The US is not planning to blacklist Chinese companies from trading on US stock markets, according to a Department of the Treasury statement. Rumblings of a possible cut-off came on Friday and sent shivers through the markets.
“The [US] administration is not contemplating blocking Chinese companies from listing shares on US stock exchanges at this time,” the US Treasury said in a statement, posted by spokeswoman Monica Crowley on her Twitter on Sunday. The statement added that the Treasury “welcome[s] investment in the United States.”
According to media reports on Friday, the White House had been considering the possibility of restricting capital flows into China by limiting Chinese companies from trading on US stock exchanges. Reuters, for instance, reported this, citing a source within the government. The move, if taken, would have led to a radical escalation of already tense trade relations between the US and China.
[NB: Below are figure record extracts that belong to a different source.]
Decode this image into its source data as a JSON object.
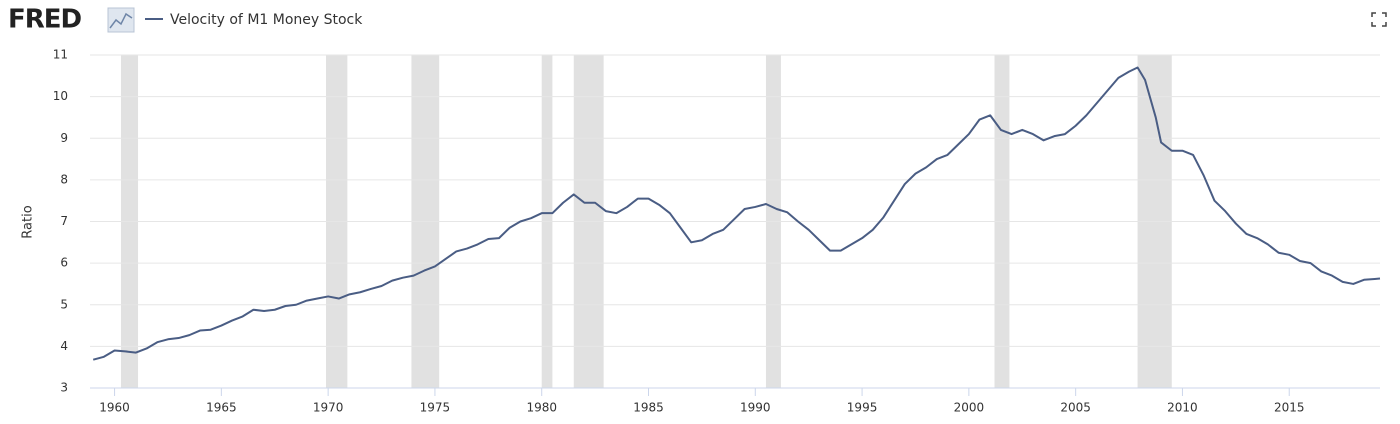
{
  "logo": "FRED",
  "chart_data": {
    "type": "line",
    "ylabel": "Ratio",
    "x": [
      1959,
      1959.5,
      1960,
      1960.5,
      1961,
      1961.5,
      1962,
      1962.5,
      1963,
      1963.5,
      1964,
      1964.5,
      1965,
      1965.5,
      1966,
      1966.5,
      1967,
      1967.5,
      1968,
      1968.5,
      1969,
      1969.5,
      1970,
      1970.5,
      1971,
      1971.5,
      1972,
      1972.5,
      1973,
      1973.5,
      1974,
      1974.5,
      1975,
      1975.5,
      1976,
      1976.5,
      1977,
      1977.5,
      1978,
      1978.5,
      1979,
      1979.5,
      1980,
      1980.5,
      1981,
      1981.5,
      1982,
      1982.5,
      1983,
      1983.5,
      1984,
      1984.5,
      1985,
      1985.5,
      1986,
      1986.5,
      1987,
      1987.5,
      1988,
      1988.5,
      1989,
      1989.5,
      1990,
      1990.5,
      1991,
      1991.5,
      1992,
      1992.5,
      1993,
      1993.5,
      1994,
      1994.5,
      1995,
      1995.5,
      1996,
      1996.5,
      1997,
      1997.5,
      1998,
      1998.5,
      1999,
      1999.5,
      2000,
      2000.5,
      2001,
      2001.5,
      2002,
      2002.5,
      2003,
      2003.5,
      2004,
      2004.5,
      2005,
      2005.5,
      2006,
      2006.5,
      2007,
      2007.5,
      2007.9,
      2008.25,
      2008.75,
      2009,
      2009.5,
      2010,
      2010.5,
      2011,
      2011.5,
      2012,
      2012.5,
      2013,
      2013.5,
      2014,
      2014.5,
      2015,
      2015.5,
      2016,
      2016.5,
      2017,
      2017.5,
      2018,
      2018.5,
      2019,
      2019.25
    ],
    "series": [
      {
        "name": "Velocity of M1 Money Stock",
        "color": "#4a5d84",
        "values": [
          3.68,
          3.75,
          3.9,
          3.88,
          3.85,
          3.95,
          4.1,
          4.17,
          4.2,
          4.27,
          4.38,
          4.4,
          4.5,
          4.62,
          4.72,
          4.88,
          4.85,
          4.88,
          4.97,
          5.0,
          5.1,
          5.15,
          5.2,
          5.15,
          5.25,
          5.3,
          5.38,
          5.45,
          5.58,
          5.65,
          5.7,
          5.82,
          5.92,
          6.1,
          6.28,
          6.35,
          6.45,
          6.58,
          6.6,
          6.85,
          7.0,
          7.08,
          7.2,
          7.2,
          7.45,
          7.65,
          7.45,
          7.45,
          7.25,
          7.2,
          7.35,
          7.55,
          7.55,
          7.4,
          7.2,
          6.85,
          6.5,
          6.55,
          6.7,
          6.8,
          7.05,
          7.3,
          7.35,
          7.42,
          7.3,
          7.22,
          7.0,
          6.8,
          6.55,
          6.3,
          6.3,
          6.45,
          6.6,
          6.8,
          7.1,
          7.5,
          7.9,
          8.15,
          8.3,
          8.5,
          8.6,
          8.85,
          9.1,
          9.45,
          9.55,
          9.2,
          9.1,
          9.2,
          9.1,
          8.95,
          9.05,
          9.1,
          9.3,
          9.55,
          9.85,
          10.15,
          10.45,
          10.6,
          10.7,
          10.4,
          9.5,
          8.9,
          8.7,
          8.7,
          8.6,
          8.1,
          7.5,
          7.25,
          6.95,
          6.7,
          6.6,
          6.45,
          6.25,
          6.2,
          6.05,
          6.0,
          5.8,
          5.7,
          5.55,
          5.5,
          5.6,
          5.62,
          5.63
        ]
      }
    ],
    "recessions": [
      [
        1960.3,
        1961.1
      ],
      [
        1969.9,
        1970.9
      ],
      [
        1973.9,
        1975.2
      ],
      [
        1980.0,
        1980.5
      ],
      [
        1981.5,
        1982.9
      ],
      [
        1990.5,
        1991.2
      ],
      [
        2001.2,
        2001.9
      ],
      [
        2007.9,
        2009.5
      ]
    ],
    "recession_color": "#e1e1e1",
    "xlim": [
      1958.85,
      2019.25
    ],
    "xticks": [
      1960,
      1965,
      1970,
      1975,
      1980,
      1985,
      1990,
      1995,
      2000,
      2005,
      2010,
      2015
    ],
    "ylim": [
      3,
      11
    ],
    "yticks": [
      3,
      4,
      5,
      6,
      7,
      8,
      9,
      10,
      11
    ],
    "grid": true
  }
}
The report, first posted by Bloomberg, also rattled financial markets on Friday, sending the US benchmark S&P 500 index SPX down 0.53 percent and the Dow DJIA 0.26 percent lower, in midday trading. Chinese internet giants listed in the US were hit harder, though, with Alibaba BABA falling a whole 5 percent and Baidu BIDU nearly 4 percent.
China’s currency the yuan fell by 0.4 percent against the US dollar, to its weakest against the greenback in nearly three weeks.
The news comes at a sensitive time for US-China relations, as the two countries get ready for a possible resolution of their months-long trade dispute in talks set to be held in Washington on October 10, with the Chinese delegation to be led by Vice Premier Liu He.